Permessi ai boss, la Corte Costituzionale: "L'ergastolo ostativo è illegittimo"

Per la Corte i benefici devono andare anche a chi non collabora con la giustizia. Patata bollente per i giudici di sorveglianza

Permessi anche ai boss che scelgono di non collaborare con la giustizia. La Corte costituzionale ha dichiarato l'illegittimità costituzionale dell'ergastolo ostativo - che colpisce i condannati all'ergastolo per reati di mafia, tra cui i capi dei Casalesi Francesco Schiavone Sandokan, Francesco Bidognetti e Giuseppe Setola - allineandosi alla decisione della Corte di Strasburgo.

La Corte si è pronunciata sulle questioni sollevate dalla Corte di cassazione e dal Tribunale di sorveglianza di Perugia sulla legittimità dell’articolo 4 bis, comma 1, dell’Ordinamento penitenziario là dove impedisce che per i reati in esso indicati (reati di mafia o terrorismo) siano concessi permessi premio ai condannati che non collaborano con la giustizia.

In attesa del deposito della sentenza, l’Ufficio stampa della Corte fa sapere che "a conclusione della discussione le questioni sono state accolte nei seguenti termini.
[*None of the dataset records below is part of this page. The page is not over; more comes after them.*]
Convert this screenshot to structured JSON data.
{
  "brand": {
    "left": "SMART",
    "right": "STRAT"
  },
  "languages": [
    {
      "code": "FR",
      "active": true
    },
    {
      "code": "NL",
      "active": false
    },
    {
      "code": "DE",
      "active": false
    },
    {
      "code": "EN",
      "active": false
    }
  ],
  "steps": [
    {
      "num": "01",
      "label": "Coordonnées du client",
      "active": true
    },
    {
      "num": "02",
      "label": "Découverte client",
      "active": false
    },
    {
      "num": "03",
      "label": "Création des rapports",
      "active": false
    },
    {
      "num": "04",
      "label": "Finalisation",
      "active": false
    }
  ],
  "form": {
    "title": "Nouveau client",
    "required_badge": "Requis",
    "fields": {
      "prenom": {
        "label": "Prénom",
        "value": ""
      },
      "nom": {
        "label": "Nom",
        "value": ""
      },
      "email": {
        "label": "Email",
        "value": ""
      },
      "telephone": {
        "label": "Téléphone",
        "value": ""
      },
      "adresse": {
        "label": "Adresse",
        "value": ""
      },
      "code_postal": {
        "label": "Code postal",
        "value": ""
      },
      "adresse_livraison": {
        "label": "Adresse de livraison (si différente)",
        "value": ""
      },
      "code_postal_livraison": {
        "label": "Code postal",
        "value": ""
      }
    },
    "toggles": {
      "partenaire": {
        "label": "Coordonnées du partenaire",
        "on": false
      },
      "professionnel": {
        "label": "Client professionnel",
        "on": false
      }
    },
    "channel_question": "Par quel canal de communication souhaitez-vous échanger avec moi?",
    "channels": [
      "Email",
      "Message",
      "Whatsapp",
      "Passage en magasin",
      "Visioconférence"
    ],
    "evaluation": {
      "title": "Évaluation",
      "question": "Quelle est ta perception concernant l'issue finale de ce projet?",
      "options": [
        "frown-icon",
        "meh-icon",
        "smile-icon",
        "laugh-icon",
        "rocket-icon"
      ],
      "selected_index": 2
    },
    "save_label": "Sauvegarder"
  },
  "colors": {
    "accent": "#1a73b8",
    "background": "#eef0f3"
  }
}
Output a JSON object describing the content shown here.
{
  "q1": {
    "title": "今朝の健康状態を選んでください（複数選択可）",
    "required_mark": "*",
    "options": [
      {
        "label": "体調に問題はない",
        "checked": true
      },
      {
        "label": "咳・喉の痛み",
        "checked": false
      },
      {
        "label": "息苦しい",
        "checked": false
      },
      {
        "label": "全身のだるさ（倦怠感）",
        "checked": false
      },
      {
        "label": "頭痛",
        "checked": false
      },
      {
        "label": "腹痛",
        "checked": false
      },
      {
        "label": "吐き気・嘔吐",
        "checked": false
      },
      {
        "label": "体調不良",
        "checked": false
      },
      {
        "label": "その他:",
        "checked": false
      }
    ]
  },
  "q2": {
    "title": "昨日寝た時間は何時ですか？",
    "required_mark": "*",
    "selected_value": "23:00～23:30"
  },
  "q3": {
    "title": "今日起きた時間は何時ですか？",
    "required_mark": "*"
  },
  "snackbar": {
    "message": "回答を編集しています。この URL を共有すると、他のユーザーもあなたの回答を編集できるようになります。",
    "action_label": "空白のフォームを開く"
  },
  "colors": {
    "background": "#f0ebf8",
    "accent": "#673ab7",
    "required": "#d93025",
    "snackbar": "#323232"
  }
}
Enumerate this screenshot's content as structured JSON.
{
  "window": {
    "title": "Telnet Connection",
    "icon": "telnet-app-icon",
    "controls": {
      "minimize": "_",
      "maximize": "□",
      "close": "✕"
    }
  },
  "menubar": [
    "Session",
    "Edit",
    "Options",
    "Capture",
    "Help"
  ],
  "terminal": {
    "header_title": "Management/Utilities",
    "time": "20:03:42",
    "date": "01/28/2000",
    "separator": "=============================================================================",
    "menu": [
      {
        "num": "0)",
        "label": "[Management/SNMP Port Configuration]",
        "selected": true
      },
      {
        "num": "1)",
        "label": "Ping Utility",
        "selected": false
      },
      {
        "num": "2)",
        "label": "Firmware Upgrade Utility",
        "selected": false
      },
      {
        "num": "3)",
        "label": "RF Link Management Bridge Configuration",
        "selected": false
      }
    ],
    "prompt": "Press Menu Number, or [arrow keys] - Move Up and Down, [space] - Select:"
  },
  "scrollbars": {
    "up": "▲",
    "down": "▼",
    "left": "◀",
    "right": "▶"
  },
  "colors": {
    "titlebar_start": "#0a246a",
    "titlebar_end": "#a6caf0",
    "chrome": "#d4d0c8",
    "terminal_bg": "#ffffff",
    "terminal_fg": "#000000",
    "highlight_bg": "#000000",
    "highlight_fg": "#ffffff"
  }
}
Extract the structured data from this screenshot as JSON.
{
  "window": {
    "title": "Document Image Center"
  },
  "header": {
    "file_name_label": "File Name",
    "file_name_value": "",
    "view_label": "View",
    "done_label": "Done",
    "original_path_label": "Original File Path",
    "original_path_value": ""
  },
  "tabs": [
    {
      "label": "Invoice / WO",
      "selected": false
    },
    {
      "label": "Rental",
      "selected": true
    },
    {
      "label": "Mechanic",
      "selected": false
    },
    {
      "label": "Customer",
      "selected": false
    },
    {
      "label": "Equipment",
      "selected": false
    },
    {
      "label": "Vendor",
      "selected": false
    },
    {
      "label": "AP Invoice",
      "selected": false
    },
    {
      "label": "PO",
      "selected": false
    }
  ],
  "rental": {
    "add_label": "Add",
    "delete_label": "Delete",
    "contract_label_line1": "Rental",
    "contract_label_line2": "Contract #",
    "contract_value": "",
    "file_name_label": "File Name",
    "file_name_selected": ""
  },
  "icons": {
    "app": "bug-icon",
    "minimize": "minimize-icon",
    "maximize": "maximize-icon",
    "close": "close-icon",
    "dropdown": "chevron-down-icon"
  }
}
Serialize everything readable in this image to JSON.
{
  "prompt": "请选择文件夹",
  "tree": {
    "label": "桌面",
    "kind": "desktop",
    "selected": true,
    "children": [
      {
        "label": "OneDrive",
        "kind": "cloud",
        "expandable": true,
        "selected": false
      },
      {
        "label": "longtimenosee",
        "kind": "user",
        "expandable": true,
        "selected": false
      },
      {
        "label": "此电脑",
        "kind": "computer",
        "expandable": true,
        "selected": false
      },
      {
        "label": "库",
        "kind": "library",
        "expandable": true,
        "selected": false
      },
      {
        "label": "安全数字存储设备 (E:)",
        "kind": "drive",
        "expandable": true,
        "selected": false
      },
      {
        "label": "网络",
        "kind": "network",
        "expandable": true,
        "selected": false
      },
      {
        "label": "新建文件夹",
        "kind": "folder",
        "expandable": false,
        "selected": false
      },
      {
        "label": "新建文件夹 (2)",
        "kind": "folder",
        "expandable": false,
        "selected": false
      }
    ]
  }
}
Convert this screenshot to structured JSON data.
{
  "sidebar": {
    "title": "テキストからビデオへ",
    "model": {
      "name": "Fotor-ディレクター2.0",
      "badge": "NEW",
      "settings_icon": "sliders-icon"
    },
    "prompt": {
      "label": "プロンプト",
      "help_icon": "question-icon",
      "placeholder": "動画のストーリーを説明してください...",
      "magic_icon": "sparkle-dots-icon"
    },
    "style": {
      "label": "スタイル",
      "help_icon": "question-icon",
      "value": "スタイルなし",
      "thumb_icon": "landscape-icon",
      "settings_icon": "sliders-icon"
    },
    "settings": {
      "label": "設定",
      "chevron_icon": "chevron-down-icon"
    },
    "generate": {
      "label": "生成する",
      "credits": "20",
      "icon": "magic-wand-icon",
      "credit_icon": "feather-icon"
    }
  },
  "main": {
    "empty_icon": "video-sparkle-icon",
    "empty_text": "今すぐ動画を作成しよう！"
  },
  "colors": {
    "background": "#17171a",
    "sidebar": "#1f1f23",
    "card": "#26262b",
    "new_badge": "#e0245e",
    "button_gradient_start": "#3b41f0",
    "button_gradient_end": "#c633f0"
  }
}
La Corte ha dichiarato l’illegittimità costituzionale dell’articolo 4 bis, comma 1, dell’Ordinamento penitenziario nella parte in cui non prevede la concessione di permessi premio in assenza di collaborazione con la giustizia, anche se sono stati acquisiti elementi tali da escludere sia l’attualità della partecipazione all’associazione criminale sia, più in generale, il pericolo del ripristino di collegamenti con la criminalità organizzata".

Per i giudici il condannato deve dare "prova di partecipazione al percorso rieducativo. In questo caso, la Corte - pronunciandosi nei limiti della richiesta dei giudici rimettenti - ha quindi sottratto la concessione del solo permesso premio alla generale applicazione del meccanismo “ostativo” (secondo cui i condannati per i reati previsti dall’articolo 4 bis che dopo la condanna non collaborano con la giustizia non possono accedere ai benefici previsti dall’Ordinamento penitenziario per la generalità dei detenuti)".

In virtù della pronuncia della Corte: "la presunzione di “pericolosità sociale” del detenuto non collaborante non è più assoluta ma diventa relativa e quindi può essere superata dal magistrato di sorveglianza, la cui valutazione caso per caso deve basarsi sulle relazioni del Carcere nonché sulle informazioni e i pareri di varie autorità, dalla Procura antimafia o antiterrorismo al competente Comitato provinciale per l’ordine e la sicurezza pubblica". Insomma una seconda chance per i boss detenuti ed una patata bollente per chi dovrà decidere sulle loro sorti.